■激しい性教育批判も
激しい性教育バッシングもあった。
03年、都立七生養護学校(当時)で在校生同士が性関係を持ったことから、教員が知的障害のある生徒向けの独自の性教育プログラムを作成した。わかりやすいように性器の部位や名称を入れた歌や人形を使って、具体的に性交を教える内容だった。しかし、都議会議員が「不適切」と批判。都教育委員会が校長や教員を降格や厳重注意処分とした(13年に最高裁が処分は違法と認定。教員側が勝訴)。
05年には戦前から続く家父長制に基づく家族観を重んじる自民党内で「過激な性教育・ジェンダーフリー教育実態調査プロジェクトチーム」が発足。当時幹事長代理だった安倍晋三氏が座長、山谷えり子参議院議員が事務局長に就き、過激な性教育は「より性を乱す」と主張して全国の性教育の実態調査もした。学校現場の萎縮はピークに達した。
「『壁ドン』して『好きだ』と言えば妊娠するとでもいうのでしょうか? 現状では、校長先生や管理職のカラーによって子どもたちが受ける性教育に差が出てしまう。大きな問題です」
と一貫して主張してきたのが、一般社団法人全国妊娠SOSネットワーク代表理事で医師の佐藤拓代さんだ。だが、21年春に文科省主導でスタートした「生命(いのち)の安全教育」の教材にも「性交」は一切出てこない。子どもたちが性暴力の加害者、被害者、傍観者にならないことを目指したもので、セクハラや強制性交罪などの抑止にもつながると期待されているプログラムだが、「性交」を教えずして性被害の実態を理解させようとする内容に失望の声が広がる。

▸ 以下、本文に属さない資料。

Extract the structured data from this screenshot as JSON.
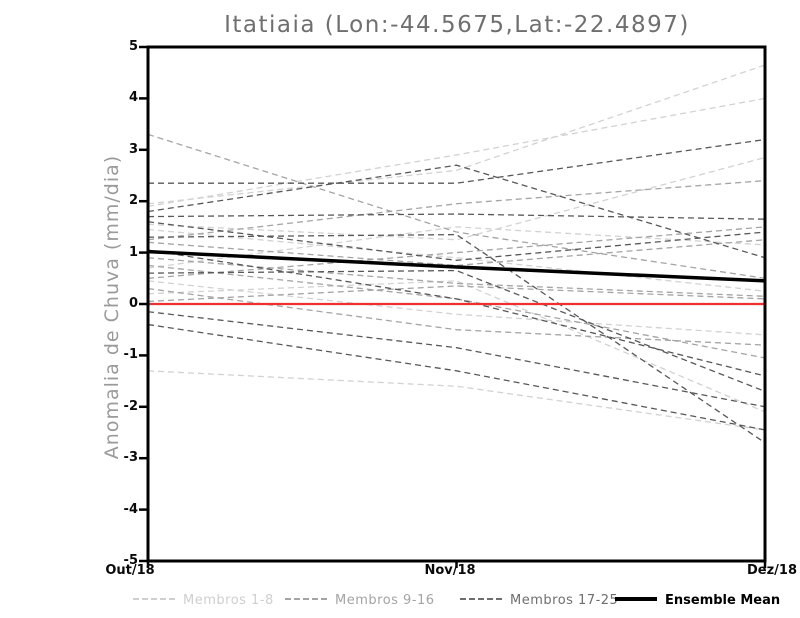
{
  "title": "Itatiaia (Lon:-44.5675,Lat:-22.4897)",
  "chart_data": {
    "type": "line",
    "title": "Itatiaia (Lon:-44.5675,Lat:-22.4897)",
    "xlabel": "",
    "ylabel": "Anomalia de Chuva (mm/dia)",
    "x_tick_labels": [
      "Out/18",
      "Nov/18",
      "Dez/18"
    ],
    "y_ticks": [
      5,
      4,
      3,
      2,
      1,
      0,
      -1,
      -2,
      -3,
      -4,
      -5
    ],
    "ylim": [
      -5,
      5
    ],
    "grid": false,
    "legend_position": "bottom",
    "zero_line": {
      "y": 0,
      "color": "#f03030"
    },
    "frame_color": "#000000",
    "groups": [
      {
        "label": "Membros 1-8",
        "color": "#d2d2d2",
        "style": "dashed",
        "members": [
          [
            1.95,
            2.6,
            4.65
          ],
          [
            1.9,
            2.9,
            4.0
          ],
          [
            1.55,
            1.25,
            2.85
          ],
          [
            1.45,
            0.9,
            0.25
          ],
          [
            0.7,
            1.5,
            1.15
          ],
          [
            0.45,
            -0.2,
            -0.6
          ],
          [
            0.2,
            0.45,
            -2.1
          ],
          [
            -1.3,
            -1.6,
            -2.45
          ]
        ]
      },
      {
        "label": "Membros 9-16",
        "color": "#a4a4a4",
        "style": "dashed",
        "members": [
          [
            3.3,
            1.4,
            0.5
          ],
          [
            1.25,
            1.95,
            2.4
          ],
          [
            1.2,
            0.75,
            1.25
          ],
          [
            0.9,
            0.4,
            0.15
          ],
          [
            0.75,
            0.1,
            -1.05
          ],
          [
            0.5,
            1.0,
            1.5
          ],
          [
            0.3,
            -0.5,
            -0.8
          ],
          [
            0.05,
            0.35,
            0.1
          ]
        ]
      },
      {
        "label": "Membros 17-25",
        "color": "#585858",
        "style": "dashed",
        "members": [
          [
            2.35,
            2.35,
            3.2
          ],
          [
            1.8,
            2.7,
            0.9
          ],
          [
            1.7,
            1.75,
            1.65
          ],
          [
            1.6,
            0.85,
            1.4
          ],
          [
            1.3,
            1.35,
            -2.7
          ],
          [
            1.05,
            0.1,
            -1.4
          ],
          [
            0.6,
            0.65,
            -1.7
          ],
          [
            -0.15,
            -0.85,
            -2.0
          ],
          [
            -0.4,
            -1.3,
            -2.45
          ]
        ]
      }
    ],
    "ensemble_mean": {
      "label": "Ensemble Mean",
      "color": "#000000",
      "style": "solid",
      "values": [
        1.02,
        0.72,
        0.45
      ]
    },
    "legend": [
      {
        "label": "Membros 1-8",
        "color": "#cfcfcf",
        "style": "dashed",
        "text_color": "#cfcfcf"
      },
      {
        "label": "Membros 9-16",
        "color": "#a4a4a4",
        "style": "dashed",
        "text_color": "#a4a4a4"
      },
      {
        "label": "Membros 17-25",
        "color": "#6e6e6e",
        "style": "dashed",
        "text_color": "#6e6e6e"
      },
      {
        "label": "Ensemble Mean",
        "color": "#000000",
        "style": "solid",
        "text_color": "#000000"
      }
    ]
  }
}
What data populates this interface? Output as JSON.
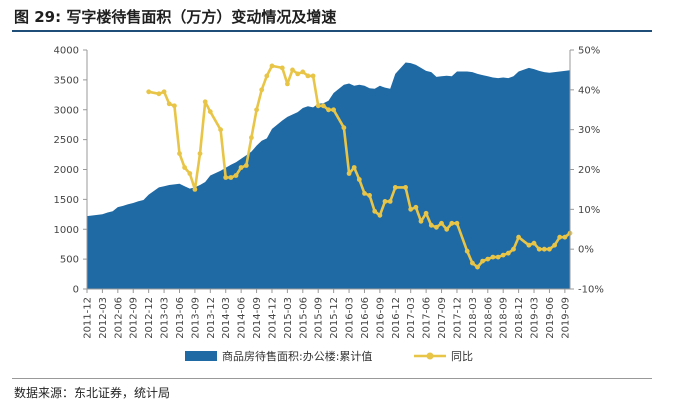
{
  "header": {
    "figure_number": "图 29:",
    "title": "写字楼待售面积（万方）变动情况及增速"
  },
  "footer": {
    "source": "数据来源：东北证券，统计局"
  },
  "colors": {
    "area": "#1f6aa5",
    "line": "#e8c547",
    "axis": "#999999"
  },
  "chart_data": {
    "type": "area+line",
    "title": "写字楼待售面积（万方）变动情况及增速",
    "x_tick_labels": [
      "2011-12",
      "2012-03",
      "2012-06",
      "2012-09",
      "2012-12",
      "2013-03",
      "2013-06",
      "2013-09",
      "2013-12",
      "2014-03",
      "2014-06",
      "2014-09",
      "2014-12",
      "2015-03",
      "2015-06",
      "2015-09",
      "2015-12",
      "2016-03",
      "2016-06",
      "2016-09",
      "2016-12",
      "2017-03",
      "2017-06",
      "2017-09",
      "2017-12",
      "2018-03",
      "2018-06",
      "2018-09",
      "2018-12",
      "2019-03",
      "2019-06",
      "2019-09"
    ],
    "x_start": "2011-12",
    "x_end": "2019-10",
    "y_left": {
      "min": 0,
      "max": 4000,
      "ticks": [
        0,
        500,
        1000,
        1500,
        2000,
        2500,
        3000,
        3500,
        4000
      ]
    },
    "y_right": {
      "min": -10,
      "max": 50,
      "ticks": [
        "-10%",
        "0%",
        "10%",
        "20%",
        "30%",
        "40%",
        "50%"
      ]
    },
    "legend_position": "bottom",
    "series": [
      {
        "name": "商品房待售面积:办公楼:累计值",
        "kind": "area",
        "axis": "left",
        "points": [
          [
            "2011-12",
            1220
          ],
          [
            "2012-02",
            1240
          ],
          [
            "2012-03",
            1250
          ],
          [
            "2012-04",
            1280
          ],
          [
            "2012-05",
            1300
          ],
          [
            "2012-06",
            1370
          ],
          [
            "2012-07",
            1390
          ],
          [
            "2012-08",
            1420
          ],
          [
            "2012-09",
            1440
          ],
          [
            "2012-10",
            1470
          ],
          [
            "2012-11",
            1490
          ],
          [
            "2012-12",
            1580
          ],
          [
            "2013-02",
            1700
          ],
          [
            "2013-03",
            1720
          ],
          [
            "2013-04",
            1740
          ],
          [
            "2013-05",
            1750
          ],
          [
            "2013-06",
            1760
          ],
          [
            "2013-07",
            1720
          ],
          [
            "2013-08",
            1680
          ],
          [
            "2013-09",
            1700
          ],
          [
            "2013-10",
            1740
          ],
          [
            "2013-11",
            1790
          ],
          [
            "2013-12",
            1900
          ],
          [
            "2014-02",
            1980
          ],
          [
            "2014-03",
            2030
          ],
          [
            "2014-04",
            2080
          ],
          [
            "2014-05",
            2120
          ],
          [
            "2014-06",
            2180
          ],
          [
            "2014-07",
            2240
          ],
          [
            "2014-08",
            2300
          ],
          [
            "2014-09",
            2400
          ],
          [
            "2014-10",
            2480
          ],
          [
            "2014-11",
            2520
          ],
          [
            "2014-12",
            2680
          ],
          [
            "2015-02",
            2820
          ],
          [
            "2015-03",
            2880
          ],
          [
            "2015-04",
            2920
          ],
          [
            "2015-05",
            2960
          ],
          [
            "2015-06",
            3030
          ],
          [
            "2015-07",
            3060
          ],
          [
            "2015-08",
            3040
          ],
          [
            "2015-09",
            3100
          ],
          [
            "2015-10",
            3110
          ],
          [
            "2015-11",
            3150
          ],
          [
            "2015-12",
            3280
          ],
          [
            "2016-02",
            3420
          ],
          [
            "2016-03",
            3440
          ],
          [
            "2016-04",
            3400
          ],
          [
            "2016-05",
            3420
          ],
          [
            "2016-06",
            3400
          ],
          [
            "2016-07",
            3360
          ],
          [
            "2016-08",
            3350
          ],
          [
            "2016-09",
            3400
          ],
          [
            "2016-10",
            3370
          ],
          [
            "2016-11",
            3350
          ],
          [
            "2016-12",
            3600
          ],
          [
            "2017-02",
            3790
          ],
          [
            "2017-03",
            3780
          ],
          [
            "2017-04",
            3750
          ],
          [
            "2017-05",
            3700
          ],
          [
            "2017-06",
            3650
          ],
          [
            "2017-07",
            3630
          ],
          [
            "2017-08",
            3550
          ],
          [
            "2017-09",
            3560
          ],
          [
            "2017-10",
            3570
          ],
          [
            "2017-11",
            3560
          ],
          [
            "2017-12",
            3640
          ],
          [
            "2018-02",
            3640
          ],
          [
            "2018-03",
            3630
          ],
          [
            "2018-04",
            3600
          ],
          [
            "2018-05",
            3580
          ],
          [
            "2018-06",
            3560
          ],
          [
            "2018-07",
            3540
          ],
          [
            "2018-08",
            3530
          ],
          [
            "2018-09",
            3540
          ],
          [
            "2018-10",
            3530
          ],
          [
            "2018-11",
            3560
          ],
          [
            "2018-12",
            3640
          ],
          [
            "2019-02",
            3700
          ],
          [
            "2019-03",
            3680
          ],
          [
            "2019-04",
            3650
          ],
          [
            "2019-05",
            3630
          ],
          [
            "2019-06",
            3620
          ],
          [
            "2019-07",
            3630
          ],
          [
            "2019-08",
            3640
          ],
          [
            "2019-09",
            3650
          ],
          [
            "2019-10",
            3660
          ]
        ]
      },
      {
        "name": "同比",
        "kind": "line",
        "axis": "right",
        "points": [
          [
            "2012-12",
            39.5
          ],
          [
            "2013-02",
            39
          ],
          [
            "2013-03",
            39.5
          ],
          [
            "2013-04",
            36.5
          ],
          [
            "2013-05",
            36
          ],
          [
            "2013-06",
            24
          ],
          [
            "2013-07",
            20.5
          ],
          [
            "2013-08",
            19
          ],
          [
            "2013-09",
            15
          ],
          [
            "2013-10",
            24
          ],
          [
            "2013-11",
            37
          ],
          [
            "2013-12",
            34.5
          ],
          [
            "2014-02",
            30
          ],
          [
            "2014-03",
            18
          ],
          [
            "2014-04",
            18
          ],
          [
            "2014-05",
            18.5
          ],
          [
            "2014-06",
            20.5
          ],
          [
            "2014-07",
            21
          ],
          [
            "2014-08",
            28
          ],
          [
            "2014-09",
            35
          ],
          [
            "2014-10",
            40
          ],
          [
            "2014-11",
            43.5
          ],
          [
            "2014-12",
            46
          ],
          [
            "2015-02",
            45.5
          ],
          [
            "2015-03",
            41.5
          ],
          [
            "2015-04",
            45
          ],
          [
            "2015-05",
            44
          ],
          [
            "2015-06",
            44.5
          ],
          [
            "2015-07",
            43.5
          ],
          [
            "2015-08",
            43.5
          ],
          [
            "2015-09",
            36
          ],
          [
            "2015-10",
            36
          ],
          [
            "2015-11",
            35
          ],
          [
            "2015-12",
            35
          ],
          [
            "2016-02",
            30.5
          ],
          [
            "2016-03",
            19
          ],
          [
            "2016-04",
            20.5
          ],
          [
            "2016-05",
            17.5
          ],
          [
            "2016-06",
            14
          ],
          [
            "2016-07",
            13.5
          ],
          [
            "2016-08",
            9.5
          ],
          [
            "2016-09",
            8.5
          ],
          [
            "2016-10",
            12
          ],
          [
            "2016-11",
            12
          ],
          [
            "2016-12",
            15.5
          ],
          [
            "2017-02",
            15.5
          ],
          [
            "2017-03",
            10
          ],
          [
            "2017-04",
            10.5
          ],
          [
            "2017-05",
            7
          ],
          [
            "2017-06",
            9
          ],
          [
            "2017-07",
            6
          ],
          [
            "2017-08",
            5.5
          ],
          [
            "2017-09",
            6.5
          ],
          [
            "2017-10",
            5
          ],
          [
            "2017-11",
            6.5
          ],
          [
            "2017-12",
            6.5
          ],
          [
            "2018-02",
            -0.5
          ],
          [
            "2018-03",
            -3.5
          ],
          [
            "2018-04",
            -4.5
          ],
          [
            "2018-05",
            -3
          ],
          [
            "2018-06",
            -2.5
          ],
          [
            "2018-07",
            -2
          ],
          [
            "2018-08",
            -2
          ],
          [
            "2018-09",
            -1.5
          ],
          [
            "2018-10",
            -1
          ],
          [
            "2018-11",
            0
          ],
          [
            "2018-12",
            3
          ],
          [
            "2019-02",
            1
          ],
          [
            "2019-03",
            1.5
          ],
          [
            "2019-04",
            0
          ],
          [
            "2019-05",
            0
          ],
          [
            "2019-06",
            0
          ],
          [
            "2019-07",
            1
          ],
          [
            "2019-08",
            3
          ],
          [
            "2019-09",
            3
          ],
          [
            "2019-10",
            4
          ]
        ]
      }
    ]
  }
}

佐藤さんが座長を務める日本財団の「性と妊娠にまつわる有識者会議」は昨年8月、人権教育を基本にした「包括的性教育」の必要性を指摘し、学習指導要領の見直しを求める提言書を発表した。
「指導要領の改訂には10年かかる。それを待たずいわゆる『はどめ規定』を撤廃する通知を出してくれればいい」(佐藤さん)
動かない政府。一方で、性教育を求める動きは年々活発になっている。